Board member James Bush made the motion and it was immediately seconded by the other five board members.
In June, the Board of Education reduced furlough days from six to five in its FY 2013-14 budget. Each furlough day saves the system approximately $500,000.
DCSS Interim Superintendent Butch Mosely said that reducing furlough days by one-third over a six-month period shows that the district is beginning to pull out of its economic doldrums, adding, “I think it’s be a nice Christmas present for our employees and a thank you for all their hard work.”
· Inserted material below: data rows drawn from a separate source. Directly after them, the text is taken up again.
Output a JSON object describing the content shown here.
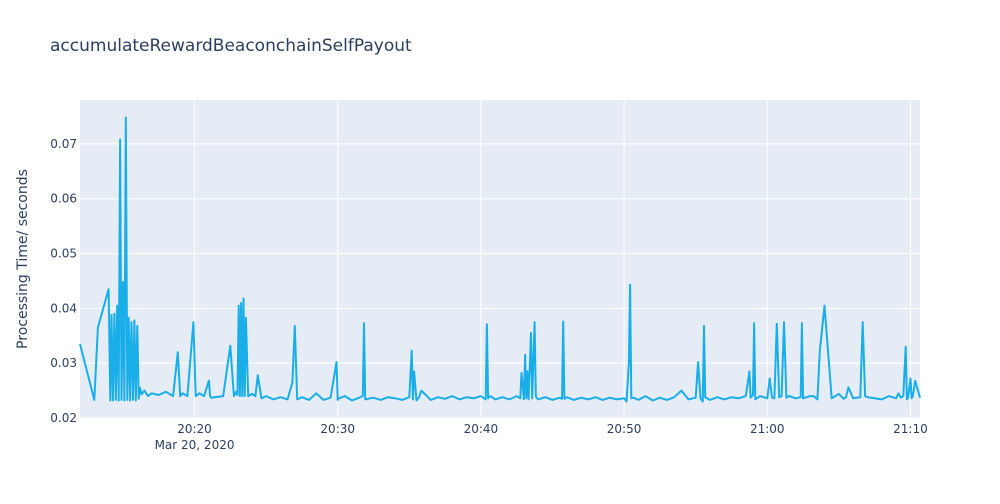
{
  "chart_data": {
    "type": "line",
    "title": "accumulateRewardBeaconchainSelfPayout",
    "xlabel": "",
    "ylabel": "Processing Time/ seconds",
    "x_range": [
      "2020-03-20 20:12",
      "2020-03-20 21:10:40"
    ],
    "x_ticks": [
      {
        "time": "20:20",
        "label": "20:20",
        "sublabel": "Mar 20, 2020"
      },
      {
        "time": "20:30",
        "label": "20:30"
      },
      {
        "time": "20:40",
        "label": "20:40"
      },
      {
        "time": "20:50",
        "label": "20:50"
      },
      {
        "time": "21:00",
        "label": "21:00"
      },
      {
        "time": "21:10",
        "label": "21:10"
      }
    ],
    "ylim": [
      0.02,
      0.078
    ],
    "y_ticks": [
      0.02,
      0.03,
      0.04,
      0.05,
      0.06,
      0.07
    ],
    "y_tick_labels": [
      "0.02",
      "0.03",
      "0.04",
      "0.05",
      "0.06",
      "0.07"
    ],
    "grid": true,
    "colors": {
      "line": "#19aee8",
      "plot_bg": "#e5ecf6",
      "grid": "#ffffff",
      "text": "#2a3f5f"
    },
    "series": [
      {
        "name": "",
        "x": [
          "20:12:00",
          "20:13:00",
          "20:13:15",
          "20:14:00",
          "20:14:07",
          "20:14:12",
          "20:14:18",
          "20:14:24",
          "20:14:30",
          "20:14:36",
          "20:14:42",
          "20:14:48",
          "20:14:54",
          "20:15:00",
          "20:15:06",
          "20:15:12",
          "20:15:18",
          "20:15:24",
          "20:15:30",
          "20:15:36",
          "20:15:42",
          "20:15:48",
          "20:15:54",
          "20:16:00",
          "20:16:06",
          "20:16:12",
          "20:16:18",
          "20:16:30",
          "20:16:45",
          "20:17:00",
          "20:17:30",
          "20:18:00",
          "20:18:30",
          "20:18:50",
          "20:19:00",
          "20:19:10",
          "20:19:30",
          "20:19:55",
          "20:20:05",
          "20:20:20",
          "20:20:40",
          "20:21:00",
          "20:21:05",
          "20:21:10",
          "20:22:00",
          "20:22:30",
          "20:22:45",
          "20:22:55",
          "20:23:00",
          "20:23:05",
          "20:23:10",
          "20:23:15",
          "20:23:20",
          "20:23:25",
          "20:23:30",
          "20:23:35",
          "20:23:45",
          "20:24:00",
          "20:24:15",
          "20:24:25",
          "20:24:40",
          "20:25:00",
          "20:25:30",
          "20:26:00",
          "20:26:30",
          "20:26:50",
          "20:27:00",
          "20:27:10",
          "20:27:30",
          "20:28:00",
          "20:28:30",
          "20:29:00",
          "20:29:30",
          "20:29:55",
          "20:30:00",
          "20:30:05",
          "20:30:30",
          "20:31:00",
          "20:31:30",
          "20:31:45",
          "20:31:50",
          "20:31:55",
          "20:32:30",
          "20:33:00",
          "20:33:30",
          "20:34:00",
          "20:34:30",
          "20:35:00",
          "20:35:10",
          "20:35:15",
          "20:35:20",
          "20:35:30",
          "20:35:40",
          "20:35:50",
          "20:36:30",
          "20:37:00",
          "20:37:30",
          "20:38:00",
          "20:38:30",
          "20:39:00",
          "20:39:30",
          "20:40:00",
          "20:40:20",
          "20:40:25",
          "20:40:30",
          "20:40:40",
          "20:41:00",
          "20:41:30",
          "20:42:00",
          "20:42:30",
          "20:42:45",
          "20:42:50",
          "20:43:00",
          "20:43:05",
          "20:43:10",
          "20:43:15",
          "20:43:20",
          "20:43:30",
          "20:43:35",
          "20:43:45",
          "20:43:50",
          "20:43:55",
          "20:44:00",
          "20:44:30",
          "20:45:00",
          "20:45:30",
          "20:45:40",
          "20:45:45",
          "20:45:50",
          "20:46:00",
          "20:46:30",
          "20:47:00",
          "20:47:30",
          "20:48:00",
          "20:48:30",
          "20:49:00",
          "20:49:30",
          "20:50:00",
          "20:50:10",
          "20:50:20",
          "20:50:25",
          "20:50:30",
          "20:50:40",
          "20:51:00",
          "20:51:30",
          "20:52:00",
          "20:52:30",
          "20:53:00",
          "20:53:30",
          "20:54:00",
          "20:54:30",
          "20:55:00",
          "20:55:10",
          "20:55:20",
          "20:55:30",
          "20:55:35",
          "20:55:40",
          "20:56:00",
          "20:56:30",
          "20:57:00",
          "20:57:30",
          "20:58:00",
          "20:58:30",
          "20:58:45",
          "20:58:50",
          "20:59:00",
          "20:59:05",
          "20:59:10",
          "20:59:30",
          "21:00:00",
          "21:00:10",
          "21:00:20",
          "21:00:30",
          "21:00:40",
          "21:00:50",
          "21:01:00",
          "21:01:10",
          "21:01:20",
          "21:01:30",
          "21:02:00",
          "21:02:20",
          "21:02:25",
          "21:02:30",
          "21:03:00",
          "21:03:15",
          "21:03:30",
          "21:03:40",
          "21:04:00",
          "21:04:30",
          "21:05:00",
          "21:05:20",
          "21:05:30",
          "21:05:40",
          "21:06:00",
          "21:06:30",
          "21:06:40",
          "21:06:50",
          "21:07:00",
          "21:07:30",
          "21:08:00",
          "21:08:30",
          "21:09:00",
          "21:09:10",
          "21:09:20",
          "21:09:30",
          "21:09:40",
          "21:09:45",
          "21:09:50",
          "21:10:00",
          "21:10:05",
          "21:10:10",
          "21:10:20",
          "21:10:40"
        ],
        "y": [
          0.0335,
          0.0233,
          0.0365,
          0.0435,
          0.0232,
          0.0388,
          0.0232,
          0.039,
          0.0233,
          0.0405,
          0.0232,
          0.0708,
          0.0233,
          0.0448,
          0.0232,
          0.0748,
          0.0233,
          0.0383,
          0.0232,
          0.0375,
          0.0233,
          0.0378,
          0.0232,
          0.0368,
          0.0235,
          0.0255,
          0.0243,
          0.025,
          0.024,
          0.0245,
          0.0242,
          0.0248,
          0.024,
          0.032,
          0.024,
          0.0245,
          0.024,
          0.0375,
          0.024,
          0.0245,
          0.024,
          0.0268,
          0.024,
          0.0237,
          0.024,
          0.0332,
          0.024,
          0.0248,
          0.0242,
          0.0405,
          0.024,
          0.041,
          0.024,
          0.0418,
          0.024,
          0.0383,
          0.024,
          0.0244,
          0.024,
          0.0278,
          0.0236,
          0.024,
          0.0234,
          0.0238,
          0.0234,
          0.0265,
          0.0368,
          0.0234,
          0.0238,
          0.0233,
          0.0245,
          0.0233,
          0.0237,
          0.0302,
          0.0233,
          0.0236,
          0.024,
          0.0232,
          0.0237,
          0.024,
          0.0373,
          0.0234,
          0.0237,
          0.0233,
          0.0238,
          0.0236,
          0.0233,
          0.0238,
          0.0323,
          0.0234,
          0.0285,
          0.0232,
          0.0237,
          0.025,
          0.0233,
          0.0238,
          0.0235,
          0.024,
          0.0234,
          0.0238,
          0.0236,
          0.024,
          0.0234,
          0.0371,
          0.0236,
          0.024,
          0.0234,
          0.0238,
          0.0234,
          0.024,
          0.0236,
          0.0282,
          0.0234,
          0.0315,
          0.0236,
          0.0285,
          0.0234,
          0.0355,
          0.0236,
          0.0375,
          0.024,
          0.0236,
          0.0234,
          0.0238,
          0.0233,
          0.0237,
          0.0235,
          0.0376,
          0.0235,
          0.0238,
          0.0233,
          0.0237,
          0.0234,
          0.0238,
          0.0233,
          0.0237,
          0.0234,
          0.0236,
          0.023,
          0.03,
          0.0443,
          0.0236,
          0.0237,
          0.0233,
          0.024,
          0.0232,
          0.0237,
          0.0233,
          0.0238,
          0.025,
          0.0234,
          0.0237,
          0.0302,
          0.0236,
          0.023,
          0.0368,
          0.0238,
          0.0233,
          0.0238,
          0.0234,
          0.0238,
          0.0236,
          0.024,
          0.0285,
          0.0237,
          0.0242,
          0.0373,
          0.0234,
          0.024,
          0.0236,
          0.0272,
          0.0237,
          0.0236,
          0.0372,
          0.0238,
          0.024,
          0.0375,
          0.0237,
          0.024,
          0.0236,
          0.0238,
          0.0373,
          0.0236,
          0.024,
          0.024,
          0.0234,
          0.0322,
          0.0405,
          0.0236,
          0.0244,
          0.0235,
          0.0238,
          0.0256,
          0.0236,
          0.0238,
          0.0375,
          0.024,
          0.0238,
          0.0236,
          0.0234,
          0.024,
          0.0236,
          0.0245,
          0.0237,
          0.024,
          0.033,
          0.0234,
          0.0238,
          0.0272,
          0.0236,
          0.024,
          0.0268,
          0.0237
        ]
      }
    ]
  }
}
Bush agreed with the superintendent.
“We are blessed that the DCSS is in a position to take advantage of increased funds,” Bush said. “I think we’ve done a pretty good job of managing the money recently. I want to commend the staff and the finance committee for trying to do the right thing by our employees, the taxpayers and especially our children.
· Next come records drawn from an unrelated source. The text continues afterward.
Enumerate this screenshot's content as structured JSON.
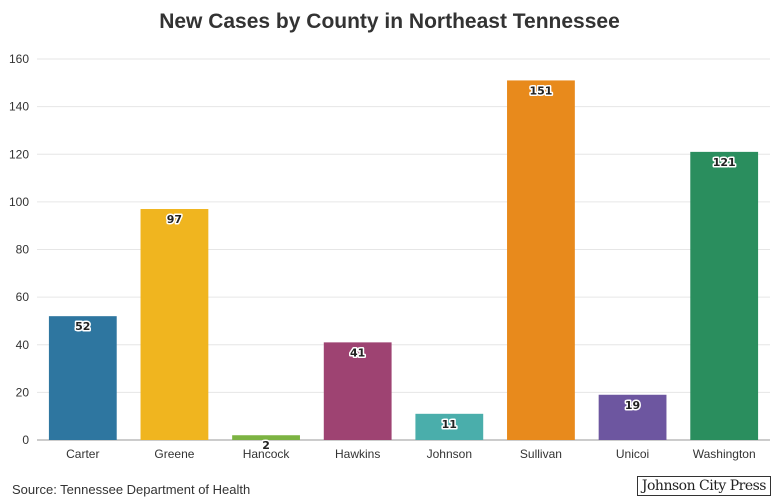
{
  "chart_data": {
    "type": "bar",
    "title": "New Cases by County in Northeast Tennessee",
    "categories": [
      "Carter",
      "Greene",
      "Hancock",
      "Hawkins",
      "Johnson",
      "Sullivan",
      "Unicoi",
      "Washington"
    ],
    "values": [
      52,
      97,
      2,
      41,
      11,
      151,
      19,
      121
    ],
    "colors": [
      "#2e76a0",
      "#f0b51f",
      "#7cb342",
      "#9e4372",
      "#4aaeab",
      "#e88a1c",
      "#6d56a0",
      "#2a8e5e"
    ],
    "xlabel": "",
    "ylabel": "",
    "ylim": [
      0,
      160
    ],
    "yticks": [
      0,
      20,
      40,
      60,
      80,
      100,
      120,
      140,
      160
    ],
    "grid": true,
    "legend": "none"
  },
  "footer": {
    "source": "Source: Tennessee Department of Health",
    "logo": "Johnson City Press"
  }
}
“This is a good thing for everybody.”
In a presentation before Monday’s work session began, Dougherty County high school students who are in a pinch to make ends meet in college learned they could be getting a financial boost after Rep. Winfred Dukes, his mother, Willie Beatrice Brown-Dukes, and Albany State University Vice President for Institutional Advancement Clifford Porter Jr., announced a new $10,000 emergency education loan fund for the district’s seniors.
Brown-Dukes’ mother graduated from Albany State College in 1953 with a Bachelor of Science degree in elementary education and a library science certification. She worked in the Mitchell County School system until her retirement in 1994.
In May, in the presence of her ASU classmates at the 60th year class reunion, Brown-Dukes established a scholarship fund with $25,000.
That donation will assist students in Dougherty, Mitchell, Terrell and Liberty counties. Dukes said the communities were selected because “these are the counties we wanted to give back to because of the work we have been fortunate to do with their school systems.”
The smaller emergency fund will assist Dougherty students with tuition and campus housing expenses at ASU. Details about the criteria for submitting an application will be outlined at a later board meeting.
“With decreasing state and federal revenues, ASU must rely on private gifts from alumni and supporters to sustain its programs,” said ASU Vice President for Institutional Advancement Clifford Porter Jr. “We are very thankful to Mrs. Brown-Dukes for investing in students.”
In action items Monday, the Board approved a pool of seven architectural firms to handle eight projects worth nearly $40 million and any other STEP II and III capital improvement projects. The projects will be spread out over a five year period.
The firms that the board approved to comprise the pool are 2WR of Georgia out of Columbus, Clark Patterson Lee of Woodstock, J.W. Robinson and Associates of Atlanta, J.W. Buckley and Associates of Albany, Jinright, Ryan and Lynn of Thomasville, Maschke and Associates of Albany, and SRJ Architects of Albany.
Once the Architectural Selection Committee determines which firms are assigned to which projects, a recommendation will will be presented to the Board to award the contracts.